Nel 2020 di cose ne sono successe, qui. Il 27 febbraio Giovanni Legnini è diventato il quarto Commissario alla ricostruzione. Quale arduo compito. “Questo Legnini qualcosa sta facendo, rispetto agli altri commissari. Speriamo sia quello giusto”, pensa Rita che a Castelsantangelo sul Nera (MC) lavora nel suo piccolo bar, delocalizzato in un container. Molti cittadini sono incantati dal Commissario, un consenso a tratti aprioristico che parla della fame di speranza. In effetti però un cambiamento sembra esserci. Legnini cerca e mantiene un dialogo con i comitati locali, coinvolge le associazioni. Parla di semplificazione delle pratiche per ricostruire e si preoccupa di conoscere il territorio. Ancora, inizia a lavorare per un testo unico sulla ricostruzione. Sono anni che i terremoti italiani “lo richiedono”. In questi giorni intanto il Commissario si è unito agli animatori de “Il Cammino nelle terre mutate“. Forse parteciperà alla veglia o alla messa che si terranno ad Amatrice il 24 agosto, al campo da calcio Paride Tilesi.

Ad ogni modo non è andato tutto liscio per Legnini, da quel 27 febbraio. Viene ostacolato presto dall’arrivo del Covid-19. Durante il lockdown il presidente del Consiglio Giuseppe Conte ha invitato gli italiani a stare a casa ed è scoppiata la frustrazione dei terremotati. Si deve fermare la ricostruzione e ci si chiede in quale casa dovrebbero restare, distanziati, se non ne hanno una da anni. Poi almeno dopo il terremoto potevamo abbracciarci. Siamo stati vicini e questo ci ha dato forza. Il Covid invece è stato il colpo di grazia. Tutti chiusi nelle Sae”, racconta una signora di Amatrice. Come ci si distanzia in una SAE di 60 metri quadrati? Le zone rosse dei comuni terremotati si sovrappongono a quelle del Coronavirus. Si parla di doppia emergenza e sembra che il peggio non lasci tregua. Eppure piano piano si esce anche dalla “Fase 1” del Covid-19 con non poche difficoltà. Le sfide, per abitanti e commissario, però non finiscono. A maggio il nome del commissario è comparso nelle intercettazioni di Luca Palamara, ex membro del Consiglio Superiore della Magistratura, indagato per corruzione. La notizia ha destato allarmi ma a giugno scompare presto ogni dibattito. “I cittadini hanno bisogno di speranze, sono stanchi delle cattive notizie”. Chi parla è una ragazza di Ussita (MC), che le “notizie brutte” non le vuole più sentire.

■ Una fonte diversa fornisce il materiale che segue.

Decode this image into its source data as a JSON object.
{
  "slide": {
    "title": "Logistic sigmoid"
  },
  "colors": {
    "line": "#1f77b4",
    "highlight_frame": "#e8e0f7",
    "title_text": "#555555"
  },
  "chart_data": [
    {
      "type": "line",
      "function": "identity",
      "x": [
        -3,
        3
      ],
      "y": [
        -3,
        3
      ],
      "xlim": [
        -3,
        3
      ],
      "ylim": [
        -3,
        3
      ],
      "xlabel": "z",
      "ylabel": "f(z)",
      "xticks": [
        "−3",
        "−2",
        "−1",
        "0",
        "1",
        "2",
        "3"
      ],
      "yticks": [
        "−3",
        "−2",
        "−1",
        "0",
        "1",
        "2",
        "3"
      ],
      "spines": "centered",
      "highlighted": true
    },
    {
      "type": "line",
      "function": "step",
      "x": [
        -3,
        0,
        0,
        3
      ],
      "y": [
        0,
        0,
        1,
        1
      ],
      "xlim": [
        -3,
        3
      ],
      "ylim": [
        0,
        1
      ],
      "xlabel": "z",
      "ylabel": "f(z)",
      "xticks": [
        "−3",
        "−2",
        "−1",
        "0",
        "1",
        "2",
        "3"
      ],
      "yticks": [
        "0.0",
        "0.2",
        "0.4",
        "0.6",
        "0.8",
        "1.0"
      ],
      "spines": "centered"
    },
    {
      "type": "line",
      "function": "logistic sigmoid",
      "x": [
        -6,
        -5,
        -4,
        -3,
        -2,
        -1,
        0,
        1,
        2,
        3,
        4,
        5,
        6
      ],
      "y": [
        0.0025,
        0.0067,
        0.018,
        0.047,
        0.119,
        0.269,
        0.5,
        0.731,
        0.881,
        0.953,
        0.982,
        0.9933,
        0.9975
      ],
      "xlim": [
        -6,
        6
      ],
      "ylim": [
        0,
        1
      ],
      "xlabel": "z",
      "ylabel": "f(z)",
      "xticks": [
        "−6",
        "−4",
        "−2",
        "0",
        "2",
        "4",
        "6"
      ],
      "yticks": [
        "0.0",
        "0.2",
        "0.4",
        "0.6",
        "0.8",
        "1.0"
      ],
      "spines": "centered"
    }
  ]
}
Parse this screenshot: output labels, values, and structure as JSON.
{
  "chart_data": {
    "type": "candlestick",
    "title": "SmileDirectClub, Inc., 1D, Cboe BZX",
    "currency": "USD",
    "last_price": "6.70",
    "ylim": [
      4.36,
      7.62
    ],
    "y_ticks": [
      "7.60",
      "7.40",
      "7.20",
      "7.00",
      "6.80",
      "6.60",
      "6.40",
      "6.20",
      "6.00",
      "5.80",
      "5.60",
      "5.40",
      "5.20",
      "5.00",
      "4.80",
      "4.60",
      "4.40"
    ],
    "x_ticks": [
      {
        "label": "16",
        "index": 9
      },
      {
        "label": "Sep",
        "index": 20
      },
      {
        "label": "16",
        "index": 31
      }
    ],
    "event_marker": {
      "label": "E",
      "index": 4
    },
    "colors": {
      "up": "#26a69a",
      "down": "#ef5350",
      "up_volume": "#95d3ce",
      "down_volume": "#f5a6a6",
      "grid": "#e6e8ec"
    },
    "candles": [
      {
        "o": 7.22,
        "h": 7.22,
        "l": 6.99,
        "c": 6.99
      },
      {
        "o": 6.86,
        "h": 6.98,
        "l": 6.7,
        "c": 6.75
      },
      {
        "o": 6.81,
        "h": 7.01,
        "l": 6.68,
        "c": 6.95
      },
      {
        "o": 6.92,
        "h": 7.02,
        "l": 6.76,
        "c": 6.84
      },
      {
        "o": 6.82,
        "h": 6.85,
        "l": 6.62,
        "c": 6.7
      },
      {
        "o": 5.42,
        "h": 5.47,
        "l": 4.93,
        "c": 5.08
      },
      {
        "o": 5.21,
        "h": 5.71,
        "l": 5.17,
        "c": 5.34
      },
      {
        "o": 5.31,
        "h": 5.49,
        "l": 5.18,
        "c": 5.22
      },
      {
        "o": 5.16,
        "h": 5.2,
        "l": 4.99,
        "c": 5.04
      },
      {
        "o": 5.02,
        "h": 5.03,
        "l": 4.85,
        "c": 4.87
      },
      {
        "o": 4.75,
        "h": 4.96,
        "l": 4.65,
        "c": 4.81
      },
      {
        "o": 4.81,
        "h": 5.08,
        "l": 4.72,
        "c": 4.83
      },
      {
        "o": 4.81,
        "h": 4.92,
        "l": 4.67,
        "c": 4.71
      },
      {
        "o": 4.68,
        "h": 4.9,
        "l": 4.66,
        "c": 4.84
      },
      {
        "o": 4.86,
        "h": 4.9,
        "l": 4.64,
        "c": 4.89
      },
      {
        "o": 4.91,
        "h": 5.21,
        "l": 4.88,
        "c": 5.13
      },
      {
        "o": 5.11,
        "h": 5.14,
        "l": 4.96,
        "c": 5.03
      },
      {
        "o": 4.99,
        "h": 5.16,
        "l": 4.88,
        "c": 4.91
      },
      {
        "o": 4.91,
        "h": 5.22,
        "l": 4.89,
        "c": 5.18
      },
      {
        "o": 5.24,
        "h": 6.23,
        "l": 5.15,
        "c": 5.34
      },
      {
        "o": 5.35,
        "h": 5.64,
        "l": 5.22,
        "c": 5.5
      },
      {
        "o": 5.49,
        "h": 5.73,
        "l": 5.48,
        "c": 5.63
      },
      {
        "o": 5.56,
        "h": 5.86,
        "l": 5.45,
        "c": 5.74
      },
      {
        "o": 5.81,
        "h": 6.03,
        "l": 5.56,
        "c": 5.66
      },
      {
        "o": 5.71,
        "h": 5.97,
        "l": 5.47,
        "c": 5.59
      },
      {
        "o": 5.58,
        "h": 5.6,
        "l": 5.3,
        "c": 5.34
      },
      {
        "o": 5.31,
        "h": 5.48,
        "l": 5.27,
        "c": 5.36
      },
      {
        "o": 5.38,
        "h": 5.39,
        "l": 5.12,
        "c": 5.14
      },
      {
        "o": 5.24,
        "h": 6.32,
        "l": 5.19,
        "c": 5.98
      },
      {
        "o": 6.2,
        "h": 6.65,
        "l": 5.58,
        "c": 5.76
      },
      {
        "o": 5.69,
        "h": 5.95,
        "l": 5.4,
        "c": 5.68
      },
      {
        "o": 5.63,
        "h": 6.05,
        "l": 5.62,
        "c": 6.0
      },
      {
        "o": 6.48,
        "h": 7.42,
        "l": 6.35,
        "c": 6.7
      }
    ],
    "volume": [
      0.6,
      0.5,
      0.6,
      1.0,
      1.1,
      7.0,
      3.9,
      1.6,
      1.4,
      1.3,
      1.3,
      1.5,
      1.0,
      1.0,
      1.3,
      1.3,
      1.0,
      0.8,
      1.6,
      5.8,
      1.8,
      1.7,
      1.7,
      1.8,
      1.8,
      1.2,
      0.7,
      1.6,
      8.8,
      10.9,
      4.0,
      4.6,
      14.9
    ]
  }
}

A luglio il pacchetto sisma, con semplificazioni e richieste a sostegno dell’economia dell’Appennino terremotato, viene bocciato al Decreto Rilancio. Per i cittadini è un saliscendi di emozioni. Se è vero che la ricostruzione è pressoché immota da anni, gli stati d’animo sono invece in costante fermento negativo. La fiducia degli abitanti trema e i tecnici minacciano di non fare la ricostruzione del cratere. Si dicono pronti a rinunciare agli incarichi. Passa, fortunatamente, sotto ferragosto, un secondo decreto per le terre del sisma. Mira alla stabilizzazione della ricostruzione. Eppure, infine, nonostante tutto questo movimento, ci si chiede se sarà vero che la ricostruzione partirà davvero. “Parte, sì, e dove va?”, scherza un terremotato di Norcia. Ancora manca una messa in sicurezza delle persone e non tutti gli ingegneri del cratere non sono convinti che si possa finalmente parlare di semplificazione, con l’Ordinanza 100 di Legnini. Anche il “sismabonus” infine desta qualche perplessità per via dell’eliminazione della premialità.

Ma il cratere non si ferma, a prescindere dai commissari, dalle ordinanze e dalle assurdità che in questi anni si sono susseguite senza sosta. È di pochi giorni fa la notizia. Ludvina Cinti, una delle voci del comitato “La terra trema noi no”, si è candidata nelle Marche per le prossime elezioni regionali. Ancora si lotta per un futuro, ma resta memorabile una frase che si legge verso Campotosto, su un container abbandonato. Risale forse al 2017 e si riferisce alla burocrazia, alla politica italiana: “Hai fatto più danni tu del terremoto”.